Research from different countries suggests that autistic adults are more likely to die prematurely than non-autistic adults, but these studies do not always investigate male and female individuals separately and do not consider whether this pattern is unique to autistic people or is also an issue for people with other developmental disabilities. We examined premature mortality in autistic males and females (assigned at birth) in a population-based cohort, compared to males and females with and without other developmental disabilities. Using linked administrative health and social services population data from Ontario, Canada, age-matched males and females aged 19–65 years were followed between 2010 and 2016, and causes of death were determined.

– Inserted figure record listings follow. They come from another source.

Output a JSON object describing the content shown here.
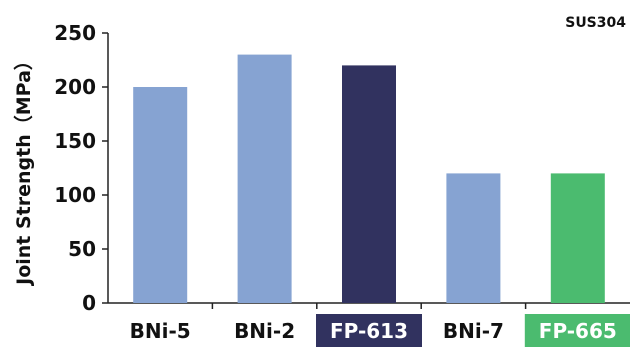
{
  "chart_data": {
    "type": "bar",
    "categories": [
      "BNi-5",
      "BNi-2",
      "FP-613",
      "BNi-7",
      "FP-665"
    ],
    "values": [
      200,
      230,
      220,
      120,
      120
    ],
    "ylabel": "Joint Strength（MPa）",
    "xlabel": "",
    "ylim": [
      0,
      250
    ],
    "yticks": [
      0,
      50,
      100,
      150,
      200,
      250
    ],
    "annotation": "SUS304",
    "grid": false,
    "bar_colors": [
      "#86a3d2",
      "#86a3d2",
      "#31325f",
      "#86a3d2",
      "#4bbb6f"
    ],
    "label_highlight": [
      null,
      null,
      "#31325f",
      null,
      "#4bbb6f"
    ]
  }
}
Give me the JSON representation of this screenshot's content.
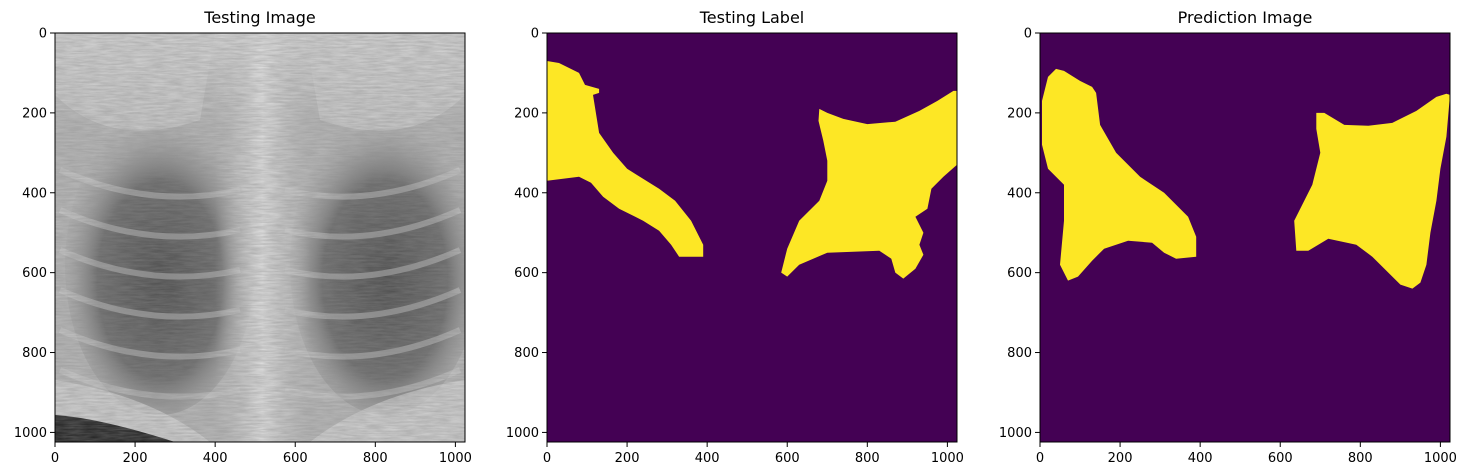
{
  "chart_data": [
    {
      "type": "image",
      "title": "Testing Image",
      "content": "chest x-ray (grayscale)",
      "xlim": [
        0,
        1024
      ],
      "ylim": [
        1024,
        0
      ],
      "xticks": [
        0,
        200,
        400,
        600,
        800,
        1000
      ],
      "yticks": [
        0,
        200,
        400,
        600,
        800,
        1000
      ]
    },
    {
      "type": "image",
      "title": "Testing Label",
      "content": "binary segmentation mask (viridis colormap)",
      "colors": {
        "background": "#440154",
        "foreground": "#fde725"
      },
      "xlim": [
        0,
        1024
      ],
      "ylim": [
        1024,
        0
      ],
      "xticks": [
        0,
        200,
        400,
        600,
        800,
        1000
      ],
      "yticks": [
        0,
        200,
        400,
        600,
        800,
        1000
      ]
    },
    {
      "type": "image",
      "title": "Prediction Image",
      "content": "predicted segmentation mask (viridis colormap)",
      "colors": {
        "background": "#440154",
        "foreground": "#fde725"
      },
      "xlim": [
        0,
        1024
      ],
      "ylim": [
        1024,
        0
      ],
      "xticks": [
        0,
        200,
        400,
        600,
        800,
        1000
      ],
      "yticks": [
        0,
        200,
        400,
        600,
        800,
        1000
      ]
    }
  ],
  "regions": {
    "label": [
      {
        "name": "label-lung-left",
        "points": [
          [
            0,
            70
          ],
          [
            30,
            75
          ],
          [
            80,
            100
          ],
          [
            95,
            130
          ],
          [
            130,
            140
          ],
          [
            130,
            150
          ],
          [
            115,
            155
          ],
          [
            130,
            250
          ],
          [
            165,
            300
          ],
          [
            200,
            340
          ],
          [
            280,
            390
          ],
          [
            320,
            420
          ],
          [
            360,
            470
          ],
          [
            390,
            530
          ],
          [
            390,
            560
          ],
          [
            330,
            560
          ],
          [
            310,
            530
          ],
          [
            280,
            495
          ],
          [
            240,
            470
          ],
          [
            180,
            440
          ],
          [
            140,
            410
          ],
          [
            110,
            375
          ],
          [
            80,
            360
          ],
          [
            0,
            370
          ]
        ]
      },
      {
        "name": "label-lung-right",
        "points": [
          [
            680,
            190
          ],
          [
            700,
            200
          ],
          [
            740,
            215
          ],
          [
            800,
            228
          ],
          [
            870,
            222
          ],
          [
            930,
            195
          ],
          [
            975,
            170
          ],
          [
            1015,
            145
          ],
          [
            1024,
            145
          ],
          [
            1024,
            330
          ],
          [
            990,
            360
          ],
          [
            960,
            390
          ],
          [
            950,
            440
          ],
          [
            920,
            460
          ],
          [
            930,
            480
          ],
          [
            940,
            500
          ],
          [
            930,
            530
          ],
          [
            940,
            555
          ],
          [
            920,
            590
          ],
          [
            890,
            615
          ],
          [
            870,
            600
          ],
          [
            860,
            565
          ],
          [
            830,
            545
          ],
          [
            700,
            550
          ],
          [
            630,
            580
          ],
          [
            600,
            610
          ],
          [
            585,
            600
          ],
          [
            600,
            540
          ],
          [
            630,
            470
          ],
          [
            680,
            420
          ],
          [
            700,
            370
          ],
          [
            700,
            320
          ],
          [
            690,
            270
          ],
          [
            678,
            220
          ]
        ]
      }
    ],
    "prediction": [
      {
        "name": "prediction-lung-left",
        "points": [
          [
            5,
            170
          ],
          [
            20,
            110
          ],
          [
            40,
            90
          ],
          [
            60,
            95
          ],
          [
            100,
            120
          ],
          [
            130,
            135
          ],
          [
            140,
            150
          ],
          [
            150,
            230
          ],
          [
            190,
            300
          ],
          [
            250,
            360
          ],
          [
            310,
            400
          ],
          [
            370,
            460
          ],
          [
            390,
            510
          ],
          [
            390,
            560
          ],
          [
            340,
            565
          ],
          [
            310,
            550
          ],
          [
            280,
            525
          ],
          [
            220,
            520
          ],
          [
            160,
            540
          ],
          [
            130,
            570
          ],
          [
            95,
            610
          ],
          [
            70,
            620
          ],
          [
            50,
            580
          ],
          [
            60,
            470
          ],
          [
            60,
            380
          ],
          [
            20,
            340
          ],
          [
            5,
            280
          ]
        ]
      },
      {
        "name": "prediction-lung-right",
        "points": [
          [
            690,
            200
          ],
          [
            710,
            200
          ],
          [
            760,
            230
          ],
          [
            820,
            232
          ],
          [
            880,
            225
          ],
          [
            940,
            195
          ],
          [
            990,
            160
          ],
          [
            1015,
            152
          ],
          [
            1024,
            155
          ],
          [
            1015,
            260
          ],
          [
            1000,
            340
          ],
          [
            990,
            420
          ],
          [
            975,
            500
          ],
          [
            965,
            580
          ],
          [
            950,
            625
          ],
          [
            930,
            640
          ],
          [
            900,
            630
          ],
          [
            870,
            600
          ],
          [
            830,
            560
          ],
          [
            790,
            530
          ],
          [
            720,
            515
          ],
          [
            670,
            545
          ],
          [
            640,
            545
          ],
          [
            635,
            470
          ],
          [
            680,
            380
          ],
          [
            700,
            300
          ],
          [
            690,
            240
          ]
        ]
      }
    ]
  }
}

Over the 6-year observation period, 330 of 42,607 persons (0.77%) in the group without developmental disabilities had died compared to 259 of 10,646 persons (2.43%) in the autism group and 419 of 10,615 persons (3.95%) in the other developmental disabilities group. Autistic males and females were more likely to die than non-autistic males (adjusted risk ratio, RR 3.13, 95%CI 2.58–3.79) and non-autistic females (adjusted RR 3.12, 95%CI 2.35–4.13) without developmental disabilities, but were less likely to die than adults with other developmental disabilities (males: adjusted RR 0.66, 95%CI 0.55–0.79; females: adjusted RR 0.55, 95%CI 0.43–0.71). Most common causes of death varied depending on a person's sex and diagnosis. Given the greater likelihood of premature mortality in adults with developmental disabilities including autism, greater attention and resources directed toward their health and social care are needed, tailored to their sex and diagnosis-informed needs.



Lunsky Y, Lai M, Balogh R, Chung H, Durbin A, Jachyra P, Tint A, Weiss J, Lin E. Autism Res. 2022; 15(8):1550-9. Epub 2022 May 28.